Sono uno spettatore di cinema.
Da bambino il grande schermo della sala ingigantiva anche me. Diventavo comparsa nelle scene, coinvolto nei pericoli, morivo cento volte, come negli incubi notturni che addestrano a risorgere.
Mi abituavo alle resurrezioni. Dopo ogni morte vera delle persone intorno, immaginavo che rispuntassero fuori in qualche antipodo del mondo.
Il cinema mi ha spalancato gli occhi. Succede la stessa cosa alla prima coppia umana quando assaggia il frutto spinoso della conoscenza, che per me è un fico d’India.

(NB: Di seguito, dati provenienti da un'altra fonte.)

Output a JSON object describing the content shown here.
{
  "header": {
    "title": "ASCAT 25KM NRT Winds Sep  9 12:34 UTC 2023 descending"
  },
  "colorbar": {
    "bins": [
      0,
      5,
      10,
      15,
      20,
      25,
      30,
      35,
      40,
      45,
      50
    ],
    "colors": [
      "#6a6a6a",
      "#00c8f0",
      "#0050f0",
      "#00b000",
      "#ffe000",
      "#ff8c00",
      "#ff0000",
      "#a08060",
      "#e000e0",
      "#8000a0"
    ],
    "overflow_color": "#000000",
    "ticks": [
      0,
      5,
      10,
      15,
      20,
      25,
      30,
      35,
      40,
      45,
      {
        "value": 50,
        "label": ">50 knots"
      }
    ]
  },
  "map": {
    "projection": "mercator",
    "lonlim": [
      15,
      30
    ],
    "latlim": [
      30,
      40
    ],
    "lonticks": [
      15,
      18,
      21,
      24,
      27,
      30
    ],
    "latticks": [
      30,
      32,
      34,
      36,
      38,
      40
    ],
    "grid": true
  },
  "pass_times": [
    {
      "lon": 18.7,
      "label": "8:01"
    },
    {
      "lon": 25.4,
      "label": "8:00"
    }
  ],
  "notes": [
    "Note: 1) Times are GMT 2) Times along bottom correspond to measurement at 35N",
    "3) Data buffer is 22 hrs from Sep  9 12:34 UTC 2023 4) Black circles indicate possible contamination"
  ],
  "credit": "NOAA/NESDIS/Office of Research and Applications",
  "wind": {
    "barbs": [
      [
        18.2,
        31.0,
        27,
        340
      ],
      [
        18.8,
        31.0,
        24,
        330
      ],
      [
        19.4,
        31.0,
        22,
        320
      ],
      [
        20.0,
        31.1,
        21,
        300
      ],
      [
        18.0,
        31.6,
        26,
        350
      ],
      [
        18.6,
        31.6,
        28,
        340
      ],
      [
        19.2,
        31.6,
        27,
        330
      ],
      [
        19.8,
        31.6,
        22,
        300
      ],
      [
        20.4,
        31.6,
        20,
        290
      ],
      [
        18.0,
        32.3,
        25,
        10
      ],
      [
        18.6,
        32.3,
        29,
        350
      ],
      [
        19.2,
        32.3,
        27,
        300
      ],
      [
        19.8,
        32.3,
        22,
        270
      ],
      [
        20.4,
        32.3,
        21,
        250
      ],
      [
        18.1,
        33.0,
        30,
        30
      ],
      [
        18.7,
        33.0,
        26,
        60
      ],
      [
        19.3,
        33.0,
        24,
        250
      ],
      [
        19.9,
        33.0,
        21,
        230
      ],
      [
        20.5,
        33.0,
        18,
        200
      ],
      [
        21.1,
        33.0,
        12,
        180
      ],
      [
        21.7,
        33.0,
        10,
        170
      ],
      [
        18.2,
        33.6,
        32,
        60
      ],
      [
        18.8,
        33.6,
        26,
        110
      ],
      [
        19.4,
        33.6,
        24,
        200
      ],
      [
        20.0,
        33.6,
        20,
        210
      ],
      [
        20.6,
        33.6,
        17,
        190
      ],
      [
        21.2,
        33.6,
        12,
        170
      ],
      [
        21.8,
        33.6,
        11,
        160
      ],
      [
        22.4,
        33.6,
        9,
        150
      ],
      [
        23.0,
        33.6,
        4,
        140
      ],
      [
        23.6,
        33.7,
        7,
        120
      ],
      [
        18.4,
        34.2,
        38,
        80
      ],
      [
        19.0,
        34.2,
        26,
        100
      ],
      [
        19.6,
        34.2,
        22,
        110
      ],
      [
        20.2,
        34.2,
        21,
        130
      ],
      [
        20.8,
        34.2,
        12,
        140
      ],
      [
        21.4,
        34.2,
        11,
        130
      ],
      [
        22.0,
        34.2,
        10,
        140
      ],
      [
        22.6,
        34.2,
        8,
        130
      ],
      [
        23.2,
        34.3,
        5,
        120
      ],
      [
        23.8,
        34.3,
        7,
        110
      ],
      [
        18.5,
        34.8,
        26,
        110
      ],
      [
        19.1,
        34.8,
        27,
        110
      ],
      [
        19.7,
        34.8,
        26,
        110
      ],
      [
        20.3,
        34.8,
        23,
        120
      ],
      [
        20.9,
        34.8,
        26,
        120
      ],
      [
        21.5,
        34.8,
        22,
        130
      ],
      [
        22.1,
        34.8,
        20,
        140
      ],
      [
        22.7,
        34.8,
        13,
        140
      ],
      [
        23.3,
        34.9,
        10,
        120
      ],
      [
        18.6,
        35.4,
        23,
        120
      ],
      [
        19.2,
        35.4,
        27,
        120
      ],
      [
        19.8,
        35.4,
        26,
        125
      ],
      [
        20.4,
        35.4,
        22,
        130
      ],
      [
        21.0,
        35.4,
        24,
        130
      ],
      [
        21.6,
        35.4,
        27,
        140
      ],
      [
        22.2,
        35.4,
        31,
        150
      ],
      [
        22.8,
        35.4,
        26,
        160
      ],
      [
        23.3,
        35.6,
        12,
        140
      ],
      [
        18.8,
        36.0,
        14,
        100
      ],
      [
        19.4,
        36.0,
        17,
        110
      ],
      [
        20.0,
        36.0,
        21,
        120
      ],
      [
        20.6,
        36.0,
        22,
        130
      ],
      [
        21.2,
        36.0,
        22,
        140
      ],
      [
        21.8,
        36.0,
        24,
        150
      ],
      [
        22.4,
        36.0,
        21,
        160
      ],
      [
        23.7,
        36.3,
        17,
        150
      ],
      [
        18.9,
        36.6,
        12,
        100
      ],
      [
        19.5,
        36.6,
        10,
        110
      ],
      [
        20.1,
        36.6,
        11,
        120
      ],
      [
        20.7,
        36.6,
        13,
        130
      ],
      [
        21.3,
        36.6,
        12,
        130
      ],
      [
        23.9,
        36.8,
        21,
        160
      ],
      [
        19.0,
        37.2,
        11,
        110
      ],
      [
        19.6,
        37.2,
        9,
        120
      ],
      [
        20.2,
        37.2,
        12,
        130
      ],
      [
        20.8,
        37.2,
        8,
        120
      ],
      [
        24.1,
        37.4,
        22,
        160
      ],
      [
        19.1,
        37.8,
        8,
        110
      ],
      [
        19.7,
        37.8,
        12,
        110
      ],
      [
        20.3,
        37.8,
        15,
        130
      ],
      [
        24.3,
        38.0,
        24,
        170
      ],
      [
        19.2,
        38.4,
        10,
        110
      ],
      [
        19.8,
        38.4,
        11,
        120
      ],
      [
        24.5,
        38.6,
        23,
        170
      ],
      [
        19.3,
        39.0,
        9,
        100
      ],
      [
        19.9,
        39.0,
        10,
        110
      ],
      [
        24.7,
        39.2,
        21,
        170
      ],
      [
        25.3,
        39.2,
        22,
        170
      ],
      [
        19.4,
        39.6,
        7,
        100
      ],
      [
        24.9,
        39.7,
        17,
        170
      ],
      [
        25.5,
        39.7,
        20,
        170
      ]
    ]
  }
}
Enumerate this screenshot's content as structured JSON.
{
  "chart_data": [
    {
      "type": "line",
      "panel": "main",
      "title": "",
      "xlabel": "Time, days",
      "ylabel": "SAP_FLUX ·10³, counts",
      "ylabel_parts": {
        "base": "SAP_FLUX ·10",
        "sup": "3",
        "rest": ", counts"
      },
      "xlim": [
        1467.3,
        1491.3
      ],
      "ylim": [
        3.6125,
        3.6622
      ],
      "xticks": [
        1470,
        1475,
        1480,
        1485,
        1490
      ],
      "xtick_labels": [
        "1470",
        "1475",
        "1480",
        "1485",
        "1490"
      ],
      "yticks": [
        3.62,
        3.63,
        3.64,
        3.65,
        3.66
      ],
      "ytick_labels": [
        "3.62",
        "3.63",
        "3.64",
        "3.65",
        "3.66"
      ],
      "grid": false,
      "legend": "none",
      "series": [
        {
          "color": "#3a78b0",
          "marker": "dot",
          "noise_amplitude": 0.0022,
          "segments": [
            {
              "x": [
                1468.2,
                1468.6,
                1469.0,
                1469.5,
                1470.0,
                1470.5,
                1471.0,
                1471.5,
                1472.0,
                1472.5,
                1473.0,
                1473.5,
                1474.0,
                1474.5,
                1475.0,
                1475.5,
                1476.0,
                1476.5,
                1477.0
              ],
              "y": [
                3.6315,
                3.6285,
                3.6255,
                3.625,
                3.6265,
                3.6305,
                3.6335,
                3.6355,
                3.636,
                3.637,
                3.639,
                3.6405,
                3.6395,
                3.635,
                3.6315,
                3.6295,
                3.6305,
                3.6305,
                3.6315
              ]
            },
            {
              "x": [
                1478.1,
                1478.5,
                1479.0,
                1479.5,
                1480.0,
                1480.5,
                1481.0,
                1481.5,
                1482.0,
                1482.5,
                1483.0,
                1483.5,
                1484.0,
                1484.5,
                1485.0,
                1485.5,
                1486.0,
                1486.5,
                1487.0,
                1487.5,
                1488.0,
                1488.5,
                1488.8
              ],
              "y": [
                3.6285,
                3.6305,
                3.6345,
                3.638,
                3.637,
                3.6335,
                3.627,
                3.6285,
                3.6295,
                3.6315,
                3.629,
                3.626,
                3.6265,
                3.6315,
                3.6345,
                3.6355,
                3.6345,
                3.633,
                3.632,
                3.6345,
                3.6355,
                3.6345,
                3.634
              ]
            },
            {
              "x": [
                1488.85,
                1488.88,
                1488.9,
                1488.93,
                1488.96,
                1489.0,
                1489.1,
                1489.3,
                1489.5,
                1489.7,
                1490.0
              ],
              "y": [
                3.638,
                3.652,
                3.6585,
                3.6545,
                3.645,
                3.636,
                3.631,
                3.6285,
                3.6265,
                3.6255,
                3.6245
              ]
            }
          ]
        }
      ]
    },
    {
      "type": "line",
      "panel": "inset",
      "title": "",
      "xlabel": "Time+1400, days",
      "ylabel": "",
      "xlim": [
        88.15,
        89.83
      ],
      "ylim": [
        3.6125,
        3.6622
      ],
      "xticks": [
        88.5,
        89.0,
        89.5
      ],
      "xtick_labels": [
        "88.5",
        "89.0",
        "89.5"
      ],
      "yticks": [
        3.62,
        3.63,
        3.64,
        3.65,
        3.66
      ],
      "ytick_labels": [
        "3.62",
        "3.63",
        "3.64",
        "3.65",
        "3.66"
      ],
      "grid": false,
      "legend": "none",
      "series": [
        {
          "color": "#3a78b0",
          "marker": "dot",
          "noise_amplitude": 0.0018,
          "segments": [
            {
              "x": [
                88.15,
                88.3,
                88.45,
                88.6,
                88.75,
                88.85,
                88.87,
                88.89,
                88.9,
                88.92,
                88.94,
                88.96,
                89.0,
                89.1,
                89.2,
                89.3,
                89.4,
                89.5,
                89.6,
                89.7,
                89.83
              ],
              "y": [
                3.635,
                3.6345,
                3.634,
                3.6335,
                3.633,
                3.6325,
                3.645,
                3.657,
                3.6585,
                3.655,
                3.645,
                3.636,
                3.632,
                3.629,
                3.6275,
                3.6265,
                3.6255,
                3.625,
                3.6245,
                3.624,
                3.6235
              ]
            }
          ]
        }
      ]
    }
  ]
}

Lo schermo illuminato mi ha allargato i sensi, dalla pelle d’oca alle lacrime, all’improvviso buffo che mi faceva ridere.
Essere spettatore non è farsi versare un contenuto dentro il recipiente di se stessi. Invece è farsi chiamare fuori dal proprio recipiente, stappati per confondersi con quello che sta succedendo davanti e dentro il buio della platea.
Un gran progresso è stato il divieto di fumo: agli spettacoli serali per l’aria viziata le immagini erano virate seppia.
Ho amato il biancoenero più del colore e la più intensa fisicità dei film senza sonoro.
Oggi l’industria è in recessione, Los Angeles si svuota di sceneggiatori. Nuove tecniche sopprimono personale creativo.
Continuo a credere nel cinema. Così come il libro elettronico non ha sostituito quello di carta e ossa, così il cinema fatto coi ciac non si farà sostituire da quello fatto col clic artificiale.